When it comes to mobile marketing, Brian Wong, the founder and CEO of Kiip, the mobile rewards network that allows brands to prize gamers with real world prizes, believes in “making it all human.”
During his keynote session at Marketing’s Mobile Conference in Toronto on Tuesday morning, the 20-year-old hot-shot entrepreneur from British Columbia offered marketers advice on how to connect with consumers on an emotional level rather than simply converting billboard creative into a mobile ad.
In one word: humanization. “Making things emotional, making things sensitive, intimate and connecting, making things ultimately unique,” which also happen to be the principles Kiip followed as it evolved, said Wong, a former employee of social news website Digg.
Ads on the Kiip platform, for instance, appeal to the player’s sense of accomplishment after reaching a certain level within a game, and rewards them for it. This acknowledgement gives a sense of achievement, which is what every game experience has in common, said Wong, who has made Forbes’ “Top 30 Under 30″ list in the social/mobile space.

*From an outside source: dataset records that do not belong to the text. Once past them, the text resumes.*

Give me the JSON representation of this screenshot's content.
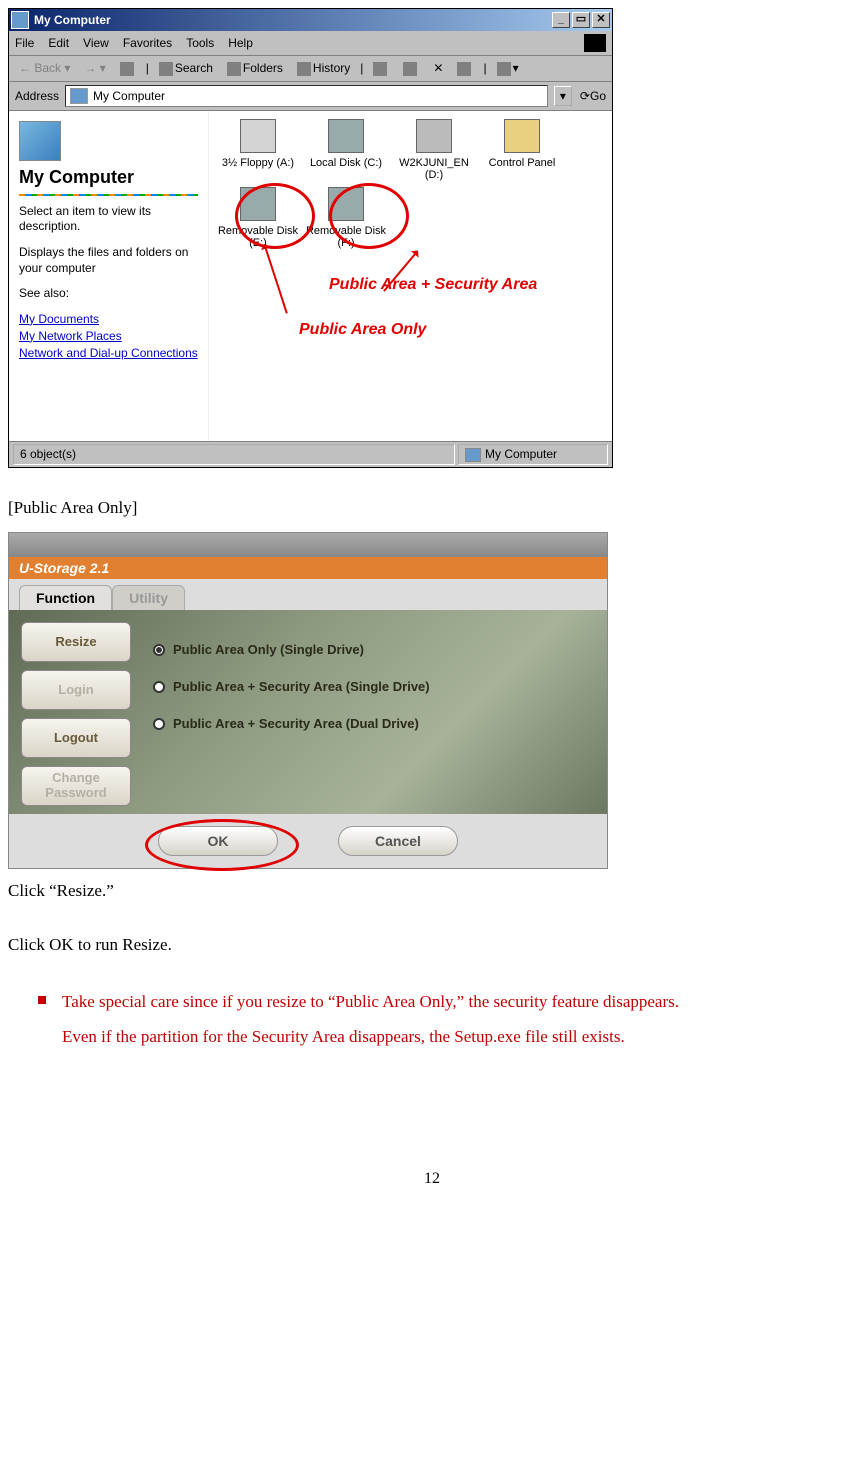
{
  "mycomputer": {
    "title": "My Computer",
    "menu": [
      "File",
      "Edit",
      "View",
      "Favorites",
      "Tools",
      "Help"
    ],
    "toolbar": {
      "back": "Back",
      "search": "Search",
      "folders": "Folders",
      "history": "History"
    },
    "address_label": "Address",
    "address_value": "My Computer",
    "go": "Go",
    "left": {
      "title": "My Computer",
      "line1": "Select an item to view its description.",
      "line2": "Displays the files and folders on your computer",
      "seealso": "See also:",
      "links": [
        "My Documents",
        "My Network Places",
        "Network and Dial-up Connections"
      ]
    },
    "icons_row1": [
      {
        "label": "3½ Floppy (A:)"
      },
      {
        "label": "Local Disk (C:)"
      },
      {
        "label": "W2KJUNI_EN (D:)"
      },
      {
        "label": "Control Panel"
      }
    ],
    "icons_row2": [
      {
        "label": "Removable Disk (E:)"
      },
      {
        "label": "Removable Disk (F:)"
      }
    ],
    "annotation1": "Public Area + Security Area",
    "annotation2": "Public Area Only",
    "status_left": "6 object(s)",
    "status_right": "My Computer"
  },
  "caption1": "[Public Area Only]",
  "ustorage": {
    "brand": "U-Storage 2.1",
    "tabs": {
      "function": "Function",
      "utility": "Utility"
    },
    "side": {
      "resize": "Resize",
      "login": "Login",
      "logout": "Logout",
      "change": "Change Password"
    },
    "opts": {
      "o1": "Public Area Only (Single Drive)",
      "o2": "Public Area + Security Area (Single Drive)",
      "o3": "Public Area + Security Area (Dual Drive)"
    },
    "ok": "OK",
    "cancel": "Cancel"
  },
  "text_click_resize": "Click “Resize.”",
  "text_click_ok": "Click OK to run Resize.",
  "warn1": "Take special care since if you resize to “Public Area Only,” the security feature disappears.",
  "warn2": "Even if the partition for the Security Area disappears, the Setup.exe file still exists.",
  "pagenum": "12"
}
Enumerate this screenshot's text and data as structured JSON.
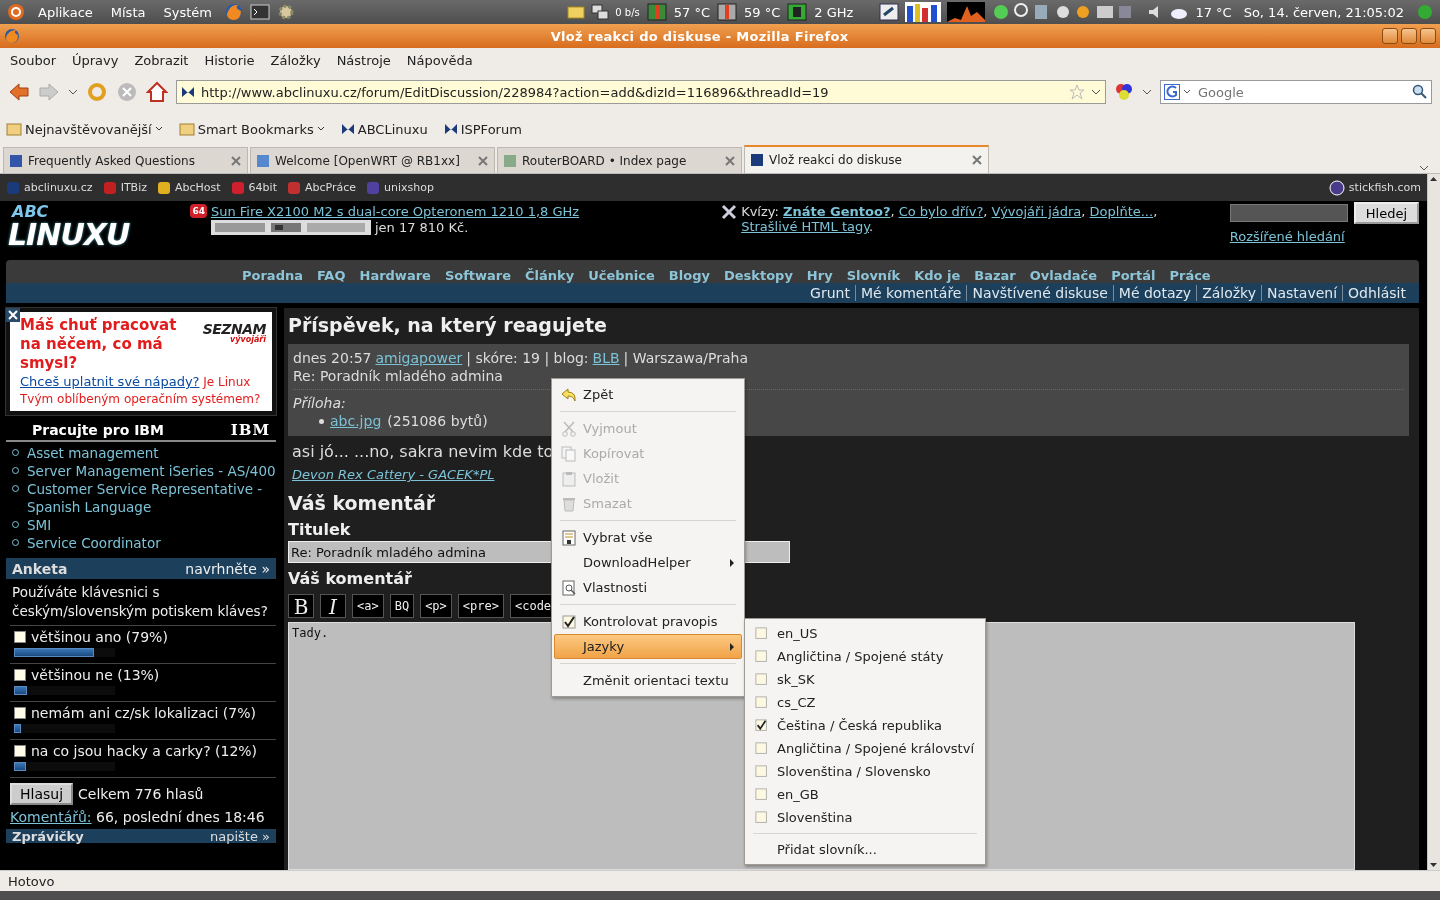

The idea came to Wong in 2010 when he was on a long-haul flight to Asia and noticed the number of passengers playing games on their mobile phones to pass the time. When Kiip first launched, it was active in 10 mobile apps and today it’s in more than 500.
“The reason why we chose [a reward-based model is] because ultimately as the device becomes smaller it becomes more and more intimate; it becomes closer to essentially our bodies, we carry it around everywhere,” said Wong.
The achievement moment “implied people were happy, they were satisfied,” he said. “This level of additional insights was key because you think of display [ads] and the limitations in size, but you don’t think of the emotional implications of what is happening.”
Kiip has seen a 22% redemption reward rate, and 50% of its redeemers come back for more. The company counts PopChips, Secret, 1-800-Flowers and Skittles among its brand partners.
But how do you add emotion to the mobile advertising space? During his presentation, Wong offered these tips:
• Tap into existing patterns of behaviour: It’s very difficult to make people do new things, so “go where the fish are,” said Wong. For instance, Nike Fuel Band takes everyday activities such as keeping fit and makes them fun because it helps the users track and achieve their goals.
• Take a look at the moment: Imagine where your consumer is when engaging with your product. This not only applies to games, but moments in activities as well. Pepsi’s Propel enhanced water brand, for example, provided consumers with a free MP3 to add to their workout list after they achieved a particular fitness goal.
• Engage meaningfully: Advertising is about creating a relationship between the brand and the consumer, but that relationship needs to be meaningful, said Wong. “When you build a relationship with friends it involves reciprocity whether it’s through gifts or a knowledge exchange… It’s easy to love a reward, it’s much harder to love an ad,” he said.
• Keep it simple: Look at what consumers are doing and make it convenient, said Wong. Consumers are becoming overwhelmed and don’t want to be barraged with dozens and dozens of point schemes; they want something instant and convenient.